Des deux côtés de la frontière, des récits différents, mais une visée identique. Survolez des articles publiés par des médias gouvernementaux ou pro-gouvernementaux et vous remarquerez l’étendue de la guerre médiatique entre le Maroc et l’Algérie. Il suffit d’une déclaration, d’un geste ou d’une graine de couscous pour rompre la trêve médiatique qui aura duré le temps d’un clin d’œil. La guerre du spectacle!
Des interrogations d’une profonde portée surplombent le paysage maghrébin: le couscous est-il marocain ou algérien? Le caftan est-il marocain ou algérien? Qu’en est-il du tajine? Exclusivement tunisien? Ah oui, et les dattes?
Terribles apories.
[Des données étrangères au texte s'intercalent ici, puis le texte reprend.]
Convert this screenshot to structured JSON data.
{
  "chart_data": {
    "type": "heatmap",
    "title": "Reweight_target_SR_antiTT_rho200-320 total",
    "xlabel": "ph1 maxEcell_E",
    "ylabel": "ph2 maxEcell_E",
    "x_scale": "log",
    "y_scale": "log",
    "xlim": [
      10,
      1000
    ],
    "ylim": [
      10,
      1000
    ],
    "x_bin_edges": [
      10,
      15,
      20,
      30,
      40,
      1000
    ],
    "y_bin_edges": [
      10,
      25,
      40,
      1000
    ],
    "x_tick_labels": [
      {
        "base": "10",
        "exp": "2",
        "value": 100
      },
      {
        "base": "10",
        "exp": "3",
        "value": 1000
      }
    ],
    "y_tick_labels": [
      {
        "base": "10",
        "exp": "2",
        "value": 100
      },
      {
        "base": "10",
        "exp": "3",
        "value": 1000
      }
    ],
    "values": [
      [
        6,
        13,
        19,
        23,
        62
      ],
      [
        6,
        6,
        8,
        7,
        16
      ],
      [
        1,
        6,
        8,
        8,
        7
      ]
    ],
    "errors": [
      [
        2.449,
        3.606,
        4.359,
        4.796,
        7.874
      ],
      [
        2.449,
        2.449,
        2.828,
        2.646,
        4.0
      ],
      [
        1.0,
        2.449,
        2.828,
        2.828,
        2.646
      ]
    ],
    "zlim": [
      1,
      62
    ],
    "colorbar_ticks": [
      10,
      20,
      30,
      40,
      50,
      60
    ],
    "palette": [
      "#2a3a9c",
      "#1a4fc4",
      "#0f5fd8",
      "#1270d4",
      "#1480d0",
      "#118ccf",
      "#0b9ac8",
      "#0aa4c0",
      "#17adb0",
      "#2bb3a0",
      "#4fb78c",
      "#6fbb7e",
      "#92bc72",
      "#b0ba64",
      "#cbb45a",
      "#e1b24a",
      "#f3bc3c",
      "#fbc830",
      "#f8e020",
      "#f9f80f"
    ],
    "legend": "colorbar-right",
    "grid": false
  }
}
Inextricables. Notre controverse de Valladolid à nous.
Quitte à s’intéresser à ces questions d’ordre existentiel, autant se demander si l’Algérie est marocaine, le Maroc tunisien, la Tunisie mauritanienne et la Mauritanie libyenne.
Ces querelles byzantines autour de la paternité du couscous ou du tajine reviendraient au fond à s’interroger si mon cerveau appartient à mon voisin de palier Omar et mon cœur à mon oncle Hamid.
Cerveau ou cœur; ils sont fondamentaux au corps qui les lie et à l’âme qui les signifie. Cerveau ou cœur; ils forment des parties spécifiques d’un tout cohérent.
Cerveau ou cœur ; aux rôles distincts, mais d’un tout cohérent
Cerveau ou cœur. Maroc ou Algérie, Tunisie ou Mauritanie. Ils font partie d’un même corps: le corps civilisationnel qu’est le Maghreb. Un corps à la géographie méditerranéenne et africaine, à la culture arabo-musulmane et aux origines Amazighs.
Et pourtant fracturés sommes-nous
Fracturés sommes-nous; alors même qu’existe de l’autre côté de la rive un modèle d’intégration régionale. Bien évidemment, la montée de l’euroscepticisme, la prolifération des mouvements populistes et la multiplication des critiques vis-à-vis de Bruxelles, ébranlent sans aucun doute la légitimité du projet européen.
Mais il y a également dans la construction européenne la preuve probante que le Maghreb est une union en puissance qui a tout intérêt à le devenir en acte. Il y a dans la construction européenne une illustration quasi-parfaite de la plausibilité d’une intégration maghrébine.
L’UE, c’est d’abord 27 membres et 24 langues officielles. Des pays au passé conflictuel, pétri de guerres incessantes. Des pays latins, germaniques ou slaves et des pays catholiques au Sud, orthodoxes à l’Est, et protestant au Nord. Somme toute, l’UE a réussi le pari d’unifier un continent profondément complexe aux multiples facettes.
Qu’en est-il alors de notre Maghreb ? De toutes les régions du monde, nous disposons d’éléments anthropologiques similaires, et de potentialités économiques complémentaires, à même de ressusciter l’union maghrébine.
Nos similitudes ne devraient-elles pas être notre force? Ne devraient-elles pas sous-tendre notre union? Ne nous montrent-elles point que nous, citoyens du Maghreb, avons plus intérêt à s’intégrer, à s’unir, à se joindre qu’à s’entre-trahir, se désunir et s’opposer?
En effet, la réussite de l’UE, malgré la grande complexité du vieux continent, ne devrait-elle point nous pousser, nous Maghrébins, au nom de notre identité maghrébine, à croire en un Maghreb uni, puissant et prospère?
Le Maroc s’est engagé dans le préambule de sa constitution d’œuvrer pour la construction de l’Union du Maghreb, comme option stratégique. Pourvu que l’Algérie ait la sagesse de prendre la main tendue par le Maroc pour un dialogue serein et constructif.
Vivement le jour où cesseront ces querelles byzantines. Vivement le jour où tu pourras prendre un train de Casa à Tripoli, de conduire de Tunis à Fès, passant par Alger, et de Fès à Nouakchott. Et vivement le jour où tu naîtras, vivras et disparaîtras dans un Maghreb Uni et prospère. Byzance n’est plus depuis des siècles, il est aussi temps de supplanter nos querelles byzantines par une harmonie maghrébine.